This post provides detailed instructions on how to deploy Kubeflow on Oracle Cloud Infrastructure Container Engine for Kubernetes.
Container Engine for Kubernetes is a fully managed, scalable, and highly available service that you can use to deploy your containerized applications to the cloud. You can use this service when your development team wants to reliably build, deploy, and manage their cloud native applications. You just specify the compute resources that your applications require, and Container Engine for Kubernetes provisions them on Oracle Cloud Infrastructure automatically.
Kubeflow is an open-source project that makes the deployment and management of machine learning workflows on Kubernetes easy, portable, and scalable. Kubeflow automates the deployment of TensorFlow on Kubernetes. TensorFlow provides a state-of-the-art machine learning framework, and Kubernetes automates the deployment and management of containerized applications.
Create a Kubernetes cluster with Container Engine for Kubernetes. You can create this cluster manually by using the Oracle Cloud Infrastructure Console or automatically by using Terraform and the SDK.
For better performance, we recommend using a bare metal compute shape to create nodes in your node pools. Choose the right compute shape and number of nodes in the node pools, depending on the size of your data-set and on the compute capacity needed for your model training.
As an example, the following node pool was created with the BM.DenseIO1.36 shape which has 36 OCPUs and 512 GB memory.
Container Engine for Kubernetes creates a Kubernetes "kubeconfig" configuration file that you use to access the cluster using kubectl and Kubernetes Dashboard.
Download the Kubernetes configuration file of the cluster that you just created. This configuration file is commonly known as a kubeconfig file for the cluster.
At this point, you can use kubectl or the Kubernetes dashboard to access the cluster.
Please note that after your run "kubectl proxy" command, you need to use following URL to access the Kubernetes dashboard.
http://localhost:8001/api/v1/namespaces/kube-system/services/https:kubernetes-dashboard:/proxy/
After Kubernetes cluster is created, you can deploy Kubeflow. In this blog post, we will deploy Kubeflow with ksonnet. Ksonnet is a framework for writing, sharing and deploying Kubernetes manifests. It helps to simplify Kubernetes deployment. Please check whether ksonnet is installed on your local system. If it is not, install ksonnet before proceeding.

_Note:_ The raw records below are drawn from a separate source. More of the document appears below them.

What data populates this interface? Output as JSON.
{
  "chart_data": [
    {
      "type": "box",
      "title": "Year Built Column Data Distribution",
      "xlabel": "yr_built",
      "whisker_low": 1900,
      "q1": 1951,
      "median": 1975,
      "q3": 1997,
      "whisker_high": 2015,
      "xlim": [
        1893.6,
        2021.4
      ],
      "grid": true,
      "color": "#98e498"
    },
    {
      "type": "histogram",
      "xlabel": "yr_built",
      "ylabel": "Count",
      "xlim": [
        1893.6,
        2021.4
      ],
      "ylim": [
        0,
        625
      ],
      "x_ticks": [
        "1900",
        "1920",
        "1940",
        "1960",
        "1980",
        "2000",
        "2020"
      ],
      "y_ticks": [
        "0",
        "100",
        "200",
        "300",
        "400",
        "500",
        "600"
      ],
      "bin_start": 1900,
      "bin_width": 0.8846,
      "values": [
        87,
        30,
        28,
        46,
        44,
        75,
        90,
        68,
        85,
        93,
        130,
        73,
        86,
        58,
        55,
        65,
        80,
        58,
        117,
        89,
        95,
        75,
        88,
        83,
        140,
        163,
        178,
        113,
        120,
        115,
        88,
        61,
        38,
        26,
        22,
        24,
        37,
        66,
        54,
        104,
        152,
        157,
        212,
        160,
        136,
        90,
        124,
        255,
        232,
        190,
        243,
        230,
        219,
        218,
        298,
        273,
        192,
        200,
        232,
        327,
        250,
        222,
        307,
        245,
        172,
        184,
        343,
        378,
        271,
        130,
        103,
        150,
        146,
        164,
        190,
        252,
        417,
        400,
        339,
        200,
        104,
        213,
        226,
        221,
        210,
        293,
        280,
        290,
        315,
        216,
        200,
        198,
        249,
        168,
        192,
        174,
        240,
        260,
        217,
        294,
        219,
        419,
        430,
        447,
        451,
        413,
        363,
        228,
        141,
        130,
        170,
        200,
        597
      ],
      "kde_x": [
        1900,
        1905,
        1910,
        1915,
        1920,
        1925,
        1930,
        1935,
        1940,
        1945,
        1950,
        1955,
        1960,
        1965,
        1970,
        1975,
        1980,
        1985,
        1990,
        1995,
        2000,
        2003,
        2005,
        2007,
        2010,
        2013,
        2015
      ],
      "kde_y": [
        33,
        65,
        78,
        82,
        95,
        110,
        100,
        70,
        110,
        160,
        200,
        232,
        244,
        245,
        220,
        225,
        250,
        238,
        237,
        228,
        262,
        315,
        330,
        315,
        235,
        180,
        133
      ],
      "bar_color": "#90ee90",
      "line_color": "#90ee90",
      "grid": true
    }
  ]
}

Now you can deploy Kubeflow by using following command, provided in the Kubeflow documentation:
export KUBEFLOW_VERSION=0.2.2
curl https://raw.githubusercontent.com/kubeflow/kubeflow/v${KUBEFLOW_VERSION}/scripts/deploy.sh | bash
Note: The preceding command enables the collection of anonymous user data to help improve Kubeflow. If you don’t want data to be collected, you can explicitly disable it. For instructions, see the Kubeflow Usage Reporting guide.
During the Kubeflow deployment, you might encounter the following error:
"jupyter-role" is forbidden: attempt to grant extra privileges:
To work around this error, you need to grant your own user the required role-based access control (RBAC) role to create or edit other RBAC roles. Then, run the following command:
$kubectl create clusterrolebinding default-admin --clusterrole=cluster-admin --user=ocid.user.oc1..aaaaa....
Now you are ready to access Jupyter Notebook and start to building your ML/AI models with your data sets.
To connect your notebook locally, you can run the following command:
$kubectl get pods --selector="app=tf-hub" --output=template --template="{{with index .items 0}}{{.metadata.name}}{{end}}"
$kubectl port-forward tf-hub-0 8000:8000
With OCI Container Engine for Kubernetes and Kubeflow, you can easily setup a flexible and scalable machine learning and AI platform for your projects. You can focus more on building and training your models rather than on managing the underlying infrastructure.